Hyperscalers have also continued to report strong revenue growth, with Microsoft's AI business reaching an annualised run rate above $37bn in early 2026. Demand is further supported by the growing adoption of agentic AI systems, which require roughly 23 times more tokens than standard chatbot interactions. New reasoning models are even more computationally intensive, generating between 50 and 100 times more tokens per query. Unlike firms during the dot-com bubble, today's technology giants also have exceptionally strong balance sheets, supported by large cash reserves and relatively low debt.
That said, the Jevons argument is not without weaknesses. During the middle of 2026, many firms shifted from maximising token usage to minimising it as concerns over rising AI bills encouraged tighter cost controls and more efficient workflows. This change in behaviour contributed to a further 20% decline in token prices during June 2026. At the same time, physical constraints such as power grid bottlenecks and delays in connecting new data centres may limit future growth in AI capacity. Falling token prices therefore create genuine short-term risks for cash flows and investment returns. Even so, the continued expansion in AI demand suggests that lower compute costs alone are unlikely to trigger a systemic market collapse.
Conclusion
So, which is it?
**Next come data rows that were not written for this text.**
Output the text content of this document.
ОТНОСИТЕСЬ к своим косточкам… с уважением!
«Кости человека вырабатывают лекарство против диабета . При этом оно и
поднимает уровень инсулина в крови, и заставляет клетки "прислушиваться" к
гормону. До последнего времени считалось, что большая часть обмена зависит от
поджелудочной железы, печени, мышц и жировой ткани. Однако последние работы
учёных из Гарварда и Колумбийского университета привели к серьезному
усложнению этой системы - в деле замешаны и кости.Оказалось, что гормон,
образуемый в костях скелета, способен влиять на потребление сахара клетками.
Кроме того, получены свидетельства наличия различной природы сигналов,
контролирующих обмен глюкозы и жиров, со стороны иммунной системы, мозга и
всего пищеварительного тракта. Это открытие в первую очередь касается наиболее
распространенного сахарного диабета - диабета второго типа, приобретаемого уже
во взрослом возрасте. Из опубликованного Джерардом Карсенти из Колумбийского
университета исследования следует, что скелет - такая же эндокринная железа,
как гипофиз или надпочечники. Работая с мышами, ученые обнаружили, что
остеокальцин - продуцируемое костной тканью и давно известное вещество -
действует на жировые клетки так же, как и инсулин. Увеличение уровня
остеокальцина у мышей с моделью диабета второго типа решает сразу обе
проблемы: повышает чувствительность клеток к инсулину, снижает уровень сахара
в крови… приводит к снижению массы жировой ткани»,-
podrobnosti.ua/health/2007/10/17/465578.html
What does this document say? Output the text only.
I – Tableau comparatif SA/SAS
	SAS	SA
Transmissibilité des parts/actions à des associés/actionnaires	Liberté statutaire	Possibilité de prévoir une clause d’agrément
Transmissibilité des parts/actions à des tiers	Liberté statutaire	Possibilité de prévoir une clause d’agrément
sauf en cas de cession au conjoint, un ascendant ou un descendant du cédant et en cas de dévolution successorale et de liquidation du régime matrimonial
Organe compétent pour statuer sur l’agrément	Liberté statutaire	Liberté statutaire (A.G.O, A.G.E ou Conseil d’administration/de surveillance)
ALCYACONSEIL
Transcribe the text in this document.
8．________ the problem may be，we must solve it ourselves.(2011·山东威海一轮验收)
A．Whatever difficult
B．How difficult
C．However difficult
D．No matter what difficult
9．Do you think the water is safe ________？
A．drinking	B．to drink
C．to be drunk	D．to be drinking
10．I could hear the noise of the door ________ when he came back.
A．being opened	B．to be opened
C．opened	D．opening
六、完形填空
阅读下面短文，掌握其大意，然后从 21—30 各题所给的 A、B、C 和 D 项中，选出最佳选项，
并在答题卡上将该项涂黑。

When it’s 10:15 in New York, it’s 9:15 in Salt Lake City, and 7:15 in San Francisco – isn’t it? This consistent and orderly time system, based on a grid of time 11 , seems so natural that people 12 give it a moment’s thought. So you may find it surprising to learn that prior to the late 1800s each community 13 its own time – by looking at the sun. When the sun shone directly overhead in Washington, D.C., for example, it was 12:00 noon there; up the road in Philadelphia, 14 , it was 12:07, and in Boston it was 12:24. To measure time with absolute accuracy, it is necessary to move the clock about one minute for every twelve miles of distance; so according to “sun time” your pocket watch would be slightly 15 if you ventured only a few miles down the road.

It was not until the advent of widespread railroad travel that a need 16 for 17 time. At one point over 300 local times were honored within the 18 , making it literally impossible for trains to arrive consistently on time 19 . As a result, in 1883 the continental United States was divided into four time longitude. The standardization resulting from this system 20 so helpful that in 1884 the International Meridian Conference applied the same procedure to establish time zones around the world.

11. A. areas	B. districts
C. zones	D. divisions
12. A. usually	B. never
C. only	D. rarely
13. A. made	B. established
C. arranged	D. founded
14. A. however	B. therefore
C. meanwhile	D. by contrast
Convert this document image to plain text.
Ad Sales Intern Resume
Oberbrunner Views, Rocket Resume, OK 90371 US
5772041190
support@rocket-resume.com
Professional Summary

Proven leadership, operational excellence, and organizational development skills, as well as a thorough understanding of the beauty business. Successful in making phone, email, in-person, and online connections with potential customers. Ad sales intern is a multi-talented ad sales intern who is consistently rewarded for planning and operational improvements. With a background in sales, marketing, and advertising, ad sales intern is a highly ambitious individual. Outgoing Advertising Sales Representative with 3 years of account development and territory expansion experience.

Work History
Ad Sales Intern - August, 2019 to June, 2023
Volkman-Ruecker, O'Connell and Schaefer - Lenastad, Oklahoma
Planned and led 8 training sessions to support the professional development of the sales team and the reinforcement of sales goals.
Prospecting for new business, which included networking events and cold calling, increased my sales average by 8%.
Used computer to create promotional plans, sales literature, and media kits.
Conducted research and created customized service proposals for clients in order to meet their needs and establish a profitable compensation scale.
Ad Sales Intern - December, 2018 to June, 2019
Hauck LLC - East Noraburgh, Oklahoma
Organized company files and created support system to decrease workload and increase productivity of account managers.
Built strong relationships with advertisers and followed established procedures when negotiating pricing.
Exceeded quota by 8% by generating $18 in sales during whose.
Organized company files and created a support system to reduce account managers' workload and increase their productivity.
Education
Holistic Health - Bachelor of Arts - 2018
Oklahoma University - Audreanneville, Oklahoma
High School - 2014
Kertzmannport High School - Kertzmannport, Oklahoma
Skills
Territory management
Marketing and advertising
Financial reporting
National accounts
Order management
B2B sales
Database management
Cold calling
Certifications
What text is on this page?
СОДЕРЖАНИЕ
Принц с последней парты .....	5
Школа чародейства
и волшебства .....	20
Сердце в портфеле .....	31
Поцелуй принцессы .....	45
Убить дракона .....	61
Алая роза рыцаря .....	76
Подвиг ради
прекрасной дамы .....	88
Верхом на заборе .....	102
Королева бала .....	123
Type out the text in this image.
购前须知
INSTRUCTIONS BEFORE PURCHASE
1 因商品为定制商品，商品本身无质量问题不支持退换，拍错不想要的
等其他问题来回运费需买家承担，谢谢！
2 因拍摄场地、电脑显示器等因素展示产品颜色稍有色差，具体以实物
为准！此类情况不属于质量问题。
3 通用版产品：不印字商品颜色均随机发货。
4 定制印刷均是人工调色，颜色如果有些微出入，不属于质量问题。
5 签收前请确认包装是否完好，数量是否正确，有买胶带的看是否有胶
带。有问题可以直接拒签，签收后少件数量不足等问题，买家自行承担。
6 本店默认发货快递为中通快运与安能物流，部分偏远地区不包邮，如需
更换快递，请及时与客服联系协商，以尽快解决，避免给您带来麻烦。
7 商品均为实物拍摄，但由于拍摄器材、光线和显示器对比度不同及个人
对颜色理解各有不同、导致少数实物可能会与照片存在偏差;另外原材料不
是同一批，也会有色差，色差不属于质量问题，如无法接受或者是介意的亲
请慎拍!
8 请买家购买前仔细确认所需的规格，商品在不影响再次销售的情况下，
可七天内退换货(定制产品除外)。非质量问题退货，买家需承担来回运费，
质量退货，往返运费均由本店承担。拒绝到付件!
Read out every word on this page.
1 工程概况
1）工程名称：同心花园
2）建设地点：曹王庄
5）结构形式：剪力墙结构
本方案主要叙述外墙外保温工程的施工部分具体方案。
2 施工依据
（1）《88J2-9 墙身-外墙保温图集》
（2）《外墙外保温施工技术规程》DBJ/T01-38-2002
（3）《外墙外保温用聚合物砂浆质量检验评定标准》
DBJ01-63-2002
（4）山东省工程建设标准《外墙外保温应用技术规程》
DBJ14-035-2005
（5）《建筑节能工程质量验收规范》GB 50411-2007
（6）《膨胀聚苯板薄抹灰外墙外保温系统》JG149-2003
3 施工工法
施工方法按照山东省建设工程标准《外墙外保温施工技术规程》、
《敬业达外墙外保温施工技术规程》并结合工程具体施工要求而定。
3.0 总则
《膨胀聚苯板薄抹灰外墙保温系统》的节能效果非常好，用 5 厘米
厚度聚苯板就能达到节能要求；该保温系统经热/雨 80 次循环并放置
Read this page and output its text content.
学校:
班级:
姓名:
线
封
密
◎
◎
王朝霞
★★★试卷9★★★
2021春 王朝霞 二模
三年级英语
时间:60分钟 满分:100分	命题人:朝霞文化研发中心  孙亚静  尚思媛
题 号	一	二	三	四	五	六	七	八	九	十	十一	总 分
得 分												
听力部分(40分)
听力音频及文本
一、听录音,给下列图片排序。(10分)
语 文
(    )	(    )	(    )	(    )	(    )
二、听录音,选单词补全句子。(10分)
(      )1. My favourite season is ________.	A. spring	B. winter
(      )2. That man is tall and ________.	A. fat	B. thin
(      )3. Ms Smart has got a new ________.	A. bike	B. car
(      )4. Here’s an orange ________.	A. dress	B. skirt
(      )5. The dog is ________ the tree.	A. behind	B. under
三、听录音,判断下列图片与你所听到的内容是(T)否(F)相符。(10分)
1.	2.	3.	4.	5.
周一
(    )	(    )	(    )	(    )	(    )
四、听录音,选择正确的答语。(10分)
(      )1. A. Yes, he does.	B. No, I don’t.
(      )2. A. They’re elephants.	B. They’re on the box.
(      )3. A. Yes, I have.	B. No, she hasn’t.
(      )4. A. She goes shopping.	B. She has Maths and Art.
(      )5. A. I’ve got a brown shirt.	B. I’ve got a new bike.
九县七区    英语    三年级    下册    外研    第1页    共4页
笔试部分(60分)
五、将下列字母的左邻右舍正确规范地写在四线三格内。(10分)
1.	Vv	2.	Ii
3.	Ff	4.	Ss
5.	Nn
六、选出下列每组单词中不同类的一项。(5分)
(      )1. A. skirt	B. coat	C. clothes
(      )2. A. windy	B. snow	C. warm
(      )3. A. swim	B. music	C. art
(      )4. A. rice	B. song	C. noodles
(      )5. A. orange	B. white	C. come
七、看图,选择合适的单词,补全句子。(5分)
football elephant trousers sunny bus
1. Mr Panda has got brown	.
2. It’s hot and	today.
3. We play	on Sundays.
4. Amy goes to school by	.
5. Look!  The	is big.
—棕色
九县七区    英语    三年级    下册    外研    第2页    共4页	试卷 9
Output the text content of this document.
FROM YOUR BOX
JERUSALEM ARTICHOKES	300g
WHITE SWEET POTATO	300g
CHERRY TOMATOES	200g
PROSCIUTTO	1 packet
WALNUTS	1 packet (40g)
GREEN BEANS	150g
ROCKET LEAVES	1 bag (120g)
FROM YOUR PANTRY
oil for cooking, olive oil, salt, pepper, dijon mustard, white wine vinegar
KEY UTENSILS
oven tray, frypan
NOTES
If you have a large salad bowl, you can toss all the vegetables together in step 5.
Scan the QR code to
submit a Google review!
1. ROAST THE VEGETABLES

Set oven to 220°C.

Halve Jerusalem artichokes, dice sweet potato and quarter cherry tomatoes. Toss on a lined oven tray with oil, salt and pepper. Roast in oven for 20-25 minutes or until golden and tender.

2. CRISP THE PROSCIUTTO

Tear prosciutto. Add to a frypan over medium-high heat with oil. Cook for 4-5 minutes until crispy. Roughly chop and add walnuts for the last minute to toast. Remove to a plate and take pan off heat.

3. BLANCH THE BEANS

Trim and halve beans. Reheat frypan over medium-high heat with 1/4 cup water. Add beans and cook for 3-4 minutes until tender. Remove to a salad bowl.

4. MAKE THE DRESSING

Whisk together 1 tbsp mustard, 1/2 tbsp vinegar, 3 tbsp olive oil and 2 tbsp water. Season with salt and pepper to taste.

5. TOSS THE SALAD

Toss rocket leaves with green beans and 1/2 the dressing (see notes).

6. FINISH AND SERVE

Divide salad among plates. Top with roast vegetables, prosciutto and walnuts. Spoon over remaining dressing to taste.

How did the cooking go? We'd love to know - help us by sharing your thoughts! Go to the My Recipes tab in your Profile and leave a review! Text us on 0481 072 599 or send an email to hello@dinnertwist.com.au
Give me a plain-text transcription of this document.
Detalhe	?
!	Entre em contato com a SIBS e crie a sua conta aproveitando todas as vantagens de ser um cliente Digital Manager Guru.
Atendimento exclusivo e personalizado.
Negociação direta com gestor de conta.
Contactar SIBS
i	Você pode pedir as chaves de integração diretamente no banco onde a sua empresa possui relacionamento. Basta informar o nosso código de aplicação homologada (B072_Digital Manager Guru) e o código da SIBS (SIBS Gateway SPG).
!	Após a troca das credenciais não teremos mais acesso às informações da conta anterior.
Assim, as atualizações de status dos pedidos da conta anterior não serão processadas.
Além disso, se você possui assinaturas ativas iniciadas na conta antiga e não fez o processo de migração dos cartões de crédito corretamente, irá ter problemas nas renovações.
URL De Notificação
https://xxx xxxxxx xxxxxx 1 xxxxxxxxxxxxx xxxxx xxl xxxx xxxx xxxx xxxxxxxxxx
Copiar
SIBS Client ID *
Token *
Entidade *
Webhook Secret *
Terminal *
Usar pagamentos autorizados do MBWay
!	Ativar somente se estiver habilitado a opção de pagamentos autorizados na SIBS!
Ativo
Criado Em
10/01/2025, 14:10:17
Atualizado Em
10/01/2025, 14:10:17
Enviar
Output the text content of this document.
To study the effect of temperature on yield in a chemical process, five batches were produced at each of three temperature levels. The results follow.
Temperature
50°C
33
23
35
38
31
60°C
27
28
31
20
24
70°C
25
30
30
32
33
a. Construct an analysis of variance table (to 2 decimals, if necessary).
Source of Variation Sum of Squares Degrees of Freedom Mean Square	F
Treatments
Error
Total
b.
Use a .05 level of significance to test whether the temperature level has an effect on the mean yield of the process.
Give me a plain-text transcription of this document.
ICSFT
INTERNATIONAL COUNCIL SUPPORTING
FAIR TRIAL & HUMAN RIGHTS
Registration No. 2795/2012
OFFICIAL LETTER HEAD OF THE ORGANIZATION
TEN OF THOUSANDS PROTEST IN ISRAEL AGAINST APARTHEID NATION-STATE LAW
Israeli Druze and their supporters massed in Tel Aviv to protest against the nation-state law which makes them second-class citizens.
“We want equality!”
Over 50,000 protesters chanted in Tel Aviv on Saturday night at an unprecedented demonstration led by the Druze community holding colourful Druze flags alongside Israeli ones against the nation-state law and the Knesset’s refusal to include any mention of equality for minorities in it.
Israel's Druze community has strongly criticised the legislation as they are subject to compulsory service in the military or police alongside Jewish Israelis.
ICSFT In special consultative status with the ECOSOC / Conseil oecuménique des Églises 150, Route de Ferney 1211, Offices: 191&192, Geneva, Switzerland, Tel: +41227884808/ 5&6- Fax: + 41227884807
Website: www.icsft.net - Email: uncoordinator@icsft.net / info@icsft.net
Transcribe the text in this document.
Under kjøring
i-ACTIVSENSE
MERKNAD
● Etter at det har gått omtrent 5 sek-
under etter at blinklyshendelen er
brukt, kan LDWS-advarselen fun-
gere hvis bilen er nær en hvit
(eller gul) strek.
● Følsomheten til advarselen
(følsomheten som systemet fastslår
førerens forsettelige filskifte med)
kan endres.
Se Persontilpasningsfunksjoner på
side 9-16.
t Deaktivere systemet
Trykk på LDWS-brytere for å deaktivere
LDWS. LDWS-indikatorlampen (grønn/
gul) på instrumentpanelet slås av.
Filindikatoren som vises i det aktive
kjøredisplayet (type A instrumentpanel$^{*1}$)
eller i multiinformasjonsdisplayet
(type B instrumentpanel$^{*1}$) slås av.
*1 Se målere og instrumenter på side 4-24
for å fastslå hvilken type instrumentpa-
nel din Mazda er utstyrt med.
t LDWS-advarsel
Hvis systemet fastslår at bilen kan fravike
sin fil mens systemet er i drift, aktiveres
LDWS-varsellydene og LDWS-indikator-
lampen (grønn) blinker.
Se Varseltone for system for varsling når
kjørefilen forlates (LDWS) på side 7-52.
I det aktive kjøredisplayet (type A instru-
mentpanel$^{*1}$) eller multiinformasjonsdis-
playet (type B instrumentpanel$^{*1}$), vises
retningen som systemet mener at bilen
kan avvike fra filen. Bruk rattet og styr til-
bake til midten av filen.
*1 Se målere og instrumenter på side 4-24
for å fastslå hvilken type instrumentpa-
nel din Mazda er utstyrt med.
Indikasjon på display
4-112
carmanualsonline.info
Has the migration reached the layer funding the capex cycle, or are markets overreacting again? For now, neither. The switch to Chinese models is unmistakably real, but it is landing on frontier-lab API revenue, not on the hyperscaler cloud contracts that actually underwrite the $730bn buildout. Google Cloud's backlog and Azure's capacity constraints say that base is still intact. What is cracking is pricing power: the softening Silicon Data index, the compressing SaaS margins, and the shift from maximising tokens to minimising them all point to buyers no longer willing to pay a premium for intelligence they can rent for a fraction of the price.
That leaves the debate resting on the 3-to-6-month intelligence gap. If it holds, premium reasoning remains a US franchise while commodity inference shifts gradually to China. If it narrows, the pressure moves from API fees to capex returns. Jevons may keep demand rising, but the next benchmark cycles will decide whether that demand pays frontier prices or Chinese ones.